As the United States begins to wind down its 13-year occupation of Afghanistan, an accounting of where the money has gone and whether it has been spent in a meaningful and substantive way is in full swing. The U.S. government has spent more than $80 billion on Afghanistan's reconstruction since it invaded the country in 2001. Half of that has gone to setting up and maintaining the country's police and military. Another $20 billion remains in the coffers amid concerns from both SIGAR and observers in Congress over how the money will be spent, whether the projects can be verified and even whether they can be sustained in a degenerating security environment with fewer U.S. troops on the ground expected by the end of the year.

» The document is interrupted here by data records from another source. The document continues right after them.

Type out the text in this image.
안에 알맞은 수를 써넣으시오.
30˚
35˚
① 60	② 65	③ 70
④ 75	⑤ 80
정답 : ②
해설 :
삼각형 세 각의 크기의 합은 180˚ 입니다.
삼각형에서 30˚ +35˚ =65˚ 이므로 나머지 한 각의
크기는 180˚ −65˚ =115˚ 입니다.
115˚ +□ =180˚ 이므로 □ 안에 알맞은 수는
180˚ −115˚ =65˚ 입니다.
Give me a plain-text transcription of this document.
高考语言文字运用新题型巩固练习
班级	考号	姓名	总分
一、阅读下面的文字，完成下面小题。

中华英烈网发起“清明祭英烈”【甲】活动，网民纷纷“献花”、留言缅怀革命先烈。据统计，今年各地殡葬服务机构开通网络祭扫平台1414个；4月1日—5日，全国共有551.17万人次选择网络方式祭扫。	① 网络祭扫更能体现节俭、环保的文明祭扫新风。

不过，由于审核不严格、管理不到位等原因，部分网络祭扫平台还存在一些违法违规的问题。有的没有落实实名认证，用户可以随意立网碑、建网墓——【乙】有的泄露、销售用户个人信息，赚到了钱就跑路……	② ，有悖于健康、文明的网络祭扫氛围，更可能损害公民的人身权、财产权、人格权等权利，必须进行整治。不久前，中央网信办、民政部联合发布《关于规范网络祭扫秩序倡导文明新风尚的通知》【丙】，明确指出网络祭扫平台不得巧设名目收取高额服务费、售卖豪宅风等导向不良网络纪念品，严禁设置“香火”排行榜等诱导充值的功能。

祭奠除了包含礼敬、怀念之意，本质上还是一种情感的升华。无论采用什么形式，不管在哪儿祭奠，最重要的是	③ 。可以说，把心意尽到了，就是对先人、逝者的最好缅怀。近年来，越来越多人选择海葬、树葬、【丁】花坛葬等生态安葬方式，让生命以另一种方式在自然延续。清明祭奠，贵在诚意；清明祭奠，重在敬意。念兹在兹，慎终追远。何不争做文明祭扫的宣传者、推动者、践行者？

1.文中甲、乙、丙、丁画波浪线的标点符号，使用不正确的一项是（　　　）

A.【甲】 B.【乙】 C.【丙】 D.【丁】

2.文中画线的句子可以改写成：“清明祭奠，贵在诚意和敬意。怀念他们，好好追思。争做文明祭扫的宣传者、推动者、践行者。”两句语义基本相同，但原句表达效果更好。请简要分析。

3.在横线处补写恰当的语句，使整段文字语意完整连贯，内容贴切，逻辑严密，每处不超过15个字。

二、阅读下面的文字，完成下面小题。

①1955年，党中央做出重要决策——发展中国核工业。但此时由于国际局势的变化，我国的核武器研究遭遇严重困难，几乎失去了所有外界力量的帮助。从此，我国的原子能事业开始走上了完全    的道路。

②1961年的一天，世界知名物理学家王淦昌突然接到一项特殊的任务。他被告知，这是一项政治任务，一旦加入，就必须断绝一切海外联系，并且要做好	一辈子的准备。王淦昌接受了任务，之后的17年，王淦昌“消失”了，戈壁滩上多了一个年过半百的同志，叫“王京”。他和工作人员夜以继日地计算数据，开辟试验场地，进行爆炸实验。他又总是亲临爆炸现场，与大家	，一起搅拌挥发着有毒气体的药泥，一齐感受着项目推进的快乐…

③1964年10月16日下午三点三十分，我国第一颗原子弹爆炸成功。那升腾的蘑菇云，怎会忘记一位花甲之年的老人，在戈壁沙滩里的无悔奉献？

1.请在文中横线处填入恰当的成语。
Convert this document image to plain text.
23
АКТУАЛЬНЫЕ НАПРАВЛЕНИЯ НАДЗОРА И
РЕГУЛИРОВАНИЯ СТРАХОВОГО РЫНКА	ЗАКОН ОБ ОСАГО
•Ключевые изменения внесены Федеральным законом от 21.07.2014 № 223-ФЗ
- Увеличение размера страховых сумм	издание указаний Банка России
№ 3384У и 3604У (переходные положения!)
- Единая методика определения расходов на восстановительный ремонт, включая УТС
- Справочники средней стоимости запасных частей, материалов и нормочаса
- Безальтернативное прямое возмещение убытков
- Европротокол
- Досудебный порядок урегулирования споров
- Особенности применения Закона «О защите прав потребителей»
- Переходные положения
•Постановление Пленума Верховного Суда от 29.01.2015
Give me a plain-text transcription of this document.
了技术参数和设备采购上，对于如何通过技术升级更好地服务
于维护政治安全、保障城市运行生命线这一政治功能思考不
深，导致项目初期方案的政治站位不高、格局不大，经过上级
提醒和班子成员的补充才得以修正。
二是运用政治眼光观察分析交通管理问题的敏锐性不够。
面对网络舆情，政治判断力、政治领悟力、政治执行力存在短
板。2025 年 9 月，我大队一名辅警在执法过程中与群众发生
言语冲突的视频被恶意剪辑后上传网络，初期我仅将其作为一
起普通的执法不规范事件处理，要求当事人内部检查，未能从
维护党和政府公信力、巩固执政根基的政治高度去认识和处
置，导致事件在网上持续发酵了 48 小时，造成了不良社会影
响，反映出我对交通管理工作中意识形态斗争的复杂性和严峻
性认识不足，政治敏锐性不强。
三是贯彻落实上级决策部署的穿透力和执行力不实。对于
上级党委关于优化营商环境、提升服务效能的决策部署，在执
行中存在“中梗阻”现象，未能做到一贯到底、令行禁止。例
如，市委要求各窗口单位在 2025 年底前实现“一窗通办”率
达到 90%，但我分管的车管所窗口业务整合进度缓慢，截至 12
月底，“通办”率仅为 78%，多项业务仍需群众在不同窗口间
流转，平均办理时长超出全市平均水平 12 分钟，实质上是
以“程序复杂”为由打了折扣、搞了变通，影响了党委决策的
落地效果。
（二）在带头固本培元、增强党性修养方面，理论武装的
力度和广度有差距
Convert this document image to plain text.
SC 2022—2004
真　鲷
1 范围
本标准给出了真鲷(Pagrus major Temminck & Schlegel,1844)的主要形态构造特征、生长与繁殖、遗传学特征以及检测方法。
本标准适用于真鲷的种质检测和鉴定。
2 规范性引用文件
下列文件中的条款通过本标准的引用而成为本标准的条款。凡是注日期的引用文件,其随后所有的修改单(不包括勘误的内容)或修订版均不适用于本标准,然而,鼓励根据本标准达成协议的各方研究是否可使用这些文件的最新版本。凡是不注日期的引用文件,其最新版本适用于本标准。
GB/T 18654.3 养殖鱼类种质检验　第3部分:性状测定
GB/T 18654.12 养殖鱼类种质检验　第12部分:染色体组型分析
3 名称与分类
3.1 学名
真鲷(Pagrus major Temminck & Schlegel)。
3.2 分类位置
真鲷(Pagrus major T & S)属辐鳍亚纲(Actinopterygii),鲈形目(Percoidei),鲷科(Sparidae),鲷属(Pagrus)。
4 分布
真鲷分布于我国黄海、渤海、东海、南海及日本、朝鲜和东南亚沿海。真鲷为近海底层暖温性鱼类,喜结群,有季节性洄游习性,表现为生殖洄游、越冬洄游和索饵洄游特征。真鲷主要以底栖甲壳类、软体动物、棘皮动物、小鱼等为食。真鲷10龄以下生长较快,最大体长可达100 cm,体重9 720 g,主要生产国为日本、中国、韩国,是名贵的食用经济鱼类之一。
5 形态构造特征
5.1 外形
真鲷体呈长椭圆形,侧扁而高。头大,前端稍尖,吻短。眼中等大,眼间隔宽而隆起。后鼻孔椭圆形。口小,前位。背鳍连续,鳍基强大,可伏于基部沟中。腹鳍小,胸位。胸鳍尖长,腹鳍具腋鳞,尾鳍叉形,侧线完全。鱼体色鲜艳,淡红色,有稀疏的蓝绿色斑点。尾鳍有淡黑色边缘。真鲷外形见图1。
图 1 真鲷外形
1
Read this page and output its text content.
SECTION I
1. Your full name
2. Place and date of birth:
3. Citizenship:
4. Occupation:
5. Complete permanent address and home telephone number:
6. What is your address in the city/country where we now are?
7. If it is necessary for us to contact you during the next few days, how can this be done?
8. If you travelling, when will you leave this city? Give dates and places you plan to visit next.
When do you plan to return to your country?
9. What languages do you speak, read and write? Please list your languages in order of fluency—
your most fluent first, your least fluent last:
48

"If anything, I tell people reconstruction becomes more important from a policy point of view," said Sopko. "Our stated policy for being there is to make certain Afghanistan never becomes a place where it can be a base for terrorist attacks against the United States and its allies." The U.S. military will largely be gone by 2015, he said, "so we've got to get Afghanistan reconstruction right if we really want to make a difference in the future."
The cost of the U.S. war in Afghanistan has already topped $700 billion. Together with the expense of the invasion into Iraq and the subsequent occupation, the bill to American taxpayers stands at more than $1 trillion and counting. In 2011 the Commission on Wartime Spending estimated that as much as $60 billion of U.S. spending in Iraq and Afghanistan had been lost to waste and fraud.
It's not even certain the incoming Afghan government will sign a bilateral security agreement after the April elections. If it does, a residual U.S. military force will remain. If the agreement isn't signed, even that smaller presence isn't guaranteed. And with opposition from the Taliban and with other militant groups waiting to exploit security vulnerabilities, the sustainability of million-dollar projects continues to present major challenges for the U.S. government.